A number of posts rattling around in my head were delayed by the launch of HostedPowerPivot.com, but with that behind us, I’m heading out on the road for a bit. Paradoxically that means I actually have more time for the blog. Buckle up, I aim to post 2-3 times this week
In this post I’m gonna take what seems like a brief detour into the irrelevant, but trust me, it has a point and I will get to it pronto.
Warcraft: How to waste years of your productive capacity
I’m not really what you would call a “gamer.” Seriously, I mean that. But for several years when I was at Microsoft, I had a significant addiction to World of Warcraft, aka WoW. All told, I think I spent the equivalent of several MONTHS at the keyboard playing the game (yes, the game reports that figure to you, almost as if to taunt you). That’s months as in “not sleeping, not eating, not taking breaks – solid MONTHS of time.” I shudder to think what I could have done with that time if I’d only had a productive side project back then.

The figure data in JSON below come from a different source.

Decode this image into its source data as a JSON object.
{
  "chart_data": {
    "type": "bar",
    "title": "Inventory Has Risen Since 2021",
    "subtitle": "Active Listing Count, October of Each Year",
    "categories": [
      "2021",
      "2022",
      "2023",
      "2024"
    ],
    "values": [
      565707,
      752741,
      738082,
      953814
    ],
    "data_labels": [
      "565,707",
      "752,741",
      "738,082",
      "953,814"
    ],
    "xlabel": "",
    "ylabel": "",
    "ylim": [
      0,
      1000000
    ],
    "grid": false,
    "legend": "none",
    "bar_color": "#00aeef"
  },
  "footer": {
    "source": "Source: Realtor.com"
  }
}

But I wasn’t alone. Many of my Microsoft colleagues, some of them at executive levels, played too, and sometimes MUCH more than I did. In fact, they recruited me to play in the first place.
You are probably wondering “Why, why, WHY would we do such a thing?” There are a few reasons, such as “how else do you interact with your friends from 9 pm to 1 am every single night?”

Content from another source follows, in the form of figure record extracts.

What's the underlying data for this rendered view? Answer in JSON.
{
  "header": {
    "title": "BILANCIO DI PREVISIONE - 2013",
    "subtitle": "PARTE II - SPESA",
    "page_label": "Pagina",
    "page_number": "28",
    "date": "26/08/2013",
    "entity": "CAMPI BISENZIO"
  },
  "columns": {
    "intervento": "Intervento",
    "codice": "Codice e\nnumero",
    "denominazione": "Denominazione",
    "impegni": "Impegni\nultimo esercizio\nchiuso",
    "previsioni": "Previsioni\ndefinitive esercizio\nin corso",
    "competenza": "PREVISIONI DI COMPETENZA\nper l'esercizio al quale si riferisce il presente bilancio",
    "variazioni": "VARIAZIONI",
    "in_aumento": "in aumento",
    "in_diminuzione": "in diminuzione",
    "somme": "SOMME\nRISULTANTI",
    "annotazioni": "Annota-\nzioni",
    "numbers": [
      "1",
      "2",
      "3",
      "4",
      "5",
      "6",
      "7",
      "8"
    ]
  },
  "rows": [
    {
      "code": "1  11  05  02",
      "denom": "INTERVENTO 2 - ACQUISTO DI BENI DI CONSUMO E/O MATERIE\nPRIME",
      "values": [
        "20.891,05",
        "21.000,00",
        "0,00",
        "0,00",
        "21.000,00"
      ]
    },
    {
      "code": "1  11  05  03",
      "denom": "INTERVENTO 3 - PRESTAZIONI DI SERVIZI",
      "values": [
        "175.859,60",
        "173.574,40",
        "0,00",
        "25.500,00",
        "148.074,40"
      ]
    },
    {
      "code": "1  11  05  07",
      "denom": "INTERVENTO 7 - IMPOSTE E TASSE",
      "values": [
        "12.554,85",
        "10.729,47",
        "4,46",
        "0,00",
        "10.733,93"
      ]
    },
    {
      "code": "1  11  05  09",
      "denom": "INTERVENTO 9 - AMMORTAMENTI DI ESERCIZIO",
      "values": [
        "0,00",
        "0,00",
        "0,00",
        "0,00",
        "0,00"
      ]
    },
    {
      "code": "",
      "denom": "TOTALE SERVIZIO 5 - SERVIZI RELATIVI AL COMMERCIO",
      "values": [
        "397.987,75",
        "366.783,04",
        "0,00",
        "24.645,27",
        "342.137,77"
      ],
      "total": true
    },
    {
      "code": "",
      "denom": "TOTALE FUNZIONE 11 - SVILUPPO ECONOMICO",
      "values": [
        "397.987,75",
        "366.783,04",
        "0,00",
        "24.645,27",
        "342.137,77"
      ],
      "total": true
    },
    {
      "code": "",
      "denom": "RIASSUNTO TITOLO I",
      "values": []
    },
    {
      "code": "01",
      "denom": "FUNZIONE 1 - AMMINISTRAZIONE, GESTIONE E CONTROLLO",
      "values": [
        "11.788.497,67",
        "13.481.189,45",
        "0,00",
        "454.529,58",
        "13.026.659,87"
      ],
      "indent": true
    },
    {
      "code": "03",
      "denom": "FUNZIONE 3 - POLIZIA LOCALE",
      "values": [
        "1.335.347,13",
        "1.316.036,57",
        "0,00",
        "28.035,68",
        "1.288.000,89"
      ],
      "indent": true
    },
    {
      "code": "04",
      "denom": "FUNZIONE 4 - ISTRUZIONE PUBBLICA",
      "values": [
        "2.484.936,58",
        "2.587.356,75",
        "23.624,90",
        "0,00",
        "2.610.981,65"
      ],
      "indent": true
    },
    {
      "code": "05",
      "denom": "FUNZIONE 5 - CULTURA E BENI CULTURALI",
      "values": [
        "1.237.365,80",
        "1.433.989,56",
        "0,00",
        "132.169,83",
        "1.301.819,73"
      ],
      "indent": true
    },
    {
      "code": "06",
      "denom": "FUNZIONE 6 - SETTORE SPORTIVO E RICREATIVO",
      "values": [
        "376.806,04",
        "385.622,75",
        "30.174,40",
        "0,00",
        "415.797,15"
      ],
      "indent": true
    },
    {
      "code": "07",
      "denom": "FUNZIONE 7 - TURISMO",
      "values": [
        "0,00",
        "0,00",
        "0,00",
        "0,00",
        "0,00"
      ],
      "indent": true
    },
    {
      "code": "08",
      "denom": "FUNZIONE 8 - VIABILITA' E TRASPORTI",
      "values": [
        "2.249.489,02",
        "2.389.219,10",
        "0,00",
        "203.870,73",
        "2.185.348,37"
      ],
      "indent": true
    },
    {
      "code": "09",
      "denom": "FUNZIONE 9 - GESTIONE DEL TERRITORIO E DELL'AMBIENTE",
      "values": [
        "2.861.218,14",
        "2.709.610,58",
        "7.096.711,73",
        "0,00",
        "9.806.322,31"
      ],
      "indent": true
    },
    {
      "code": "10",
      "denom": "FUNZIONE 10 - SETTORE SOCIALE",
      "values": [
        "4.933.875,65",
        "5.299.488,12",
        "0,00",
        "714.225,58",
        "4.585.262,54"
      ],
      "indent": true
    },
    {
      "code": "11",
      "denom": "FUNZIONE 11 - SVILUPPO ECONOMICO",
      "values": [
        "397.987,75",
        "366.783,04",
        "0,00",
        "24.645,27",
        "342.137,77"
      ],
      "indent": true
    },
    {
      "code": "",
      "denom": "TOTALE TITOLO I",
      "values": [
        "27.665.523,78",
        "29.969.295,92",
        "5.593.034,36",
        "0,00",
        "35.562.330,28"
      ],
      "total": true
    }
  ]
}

But the more relevant answer is this: because we all loved making numbers go up.
*MY* numbers! Must… go… higher…
Warcraft is basically a series of dashboards with a game built over the top. Yes, you are playing a game. But the game is a detail – the game is just the mechanism by which you make your numbers on your dashboards look more impressive. I’m absolutely serious.
A typical overview dashboard describing a single player
These dashboards are YOURS. They describe YOU, in a sense. And they are not private to you. Not at all. Anyone else in the game can click on you and inspect your dashboard. If that’s not enough, they can visit your online dashboard that Blizzard updates every day.
Your dashboards are your entire face and reputation to the online world, much as some people view their Facebook pages.
One of my childhood friends is a talk radio producer in Florida. He’s also a poker pro who recently won a $10,000 entry into the World Series of Poker Main Event next month in Vegas. He’s awfully good at making numbers go up.
Unsurprisingly, he also happens to have the highest overall numbers of anyone I knew in Warcraft:
And of course, people build all kinds of spreadsheets and other applications to help them optimize their numbers:
The moral of the story
There are actually two. First of all, if you are reading this blog, you are a numbers geek. And my advice to you is to stay the hell away from games like the above
The other moral is to recognize that we ALL like making numbers go up, and that can be a powerful force for good (and not just an insanely addictive and lucrative business for Blizzard).
And Now for a Productive Example
On a recent client visit I was invited to attend their end of day “KPI” meeting on two consecutive days. It’s a 30 minute meeting held EVERY weekday at 5 PM. Executives, team leaders, and the BI team all attend.
And the entire agenda of the meeting is to go over about 20 charts. Yes, the same 20 charts. Every day.
Each chart shows about 30 days of data. So in effect, every day, they review the same 20 charts, each of which has changed by only 3% from the prior day. Based on that description, you’d think this was the dullest, least dynamic and productive recurring meeting in history.
But it is anything but. I was astonished at how many productive conversations broke out as the result of reviewing the data. On day one I was convinced that it was a fluke, and that the next day would revert to quiet and dull. But day two was again incredibly productive for them.
It was like being dragged to an opera and then having them show The Matrix instead.
Why this works
So I asked them what their secret was. Why was this such a dynamic and engaged meeting, day after day?
These clever folks then killed me with my own sword. You see, at lunch the day before, they had asked me why Warcraft was so addictive, and I had explained the whole “numbers going up” thing.
“These are OUR numbers Rob. They are what we do.”
I loved it. It inspired this whole post.
And when I got home, what was my first project? Yes, that’s right – I started building a new internal KPI report for Pivotstream’s multiple businesses. Because what gets measured gets done.
And numbers you see… are numbers that you make go up.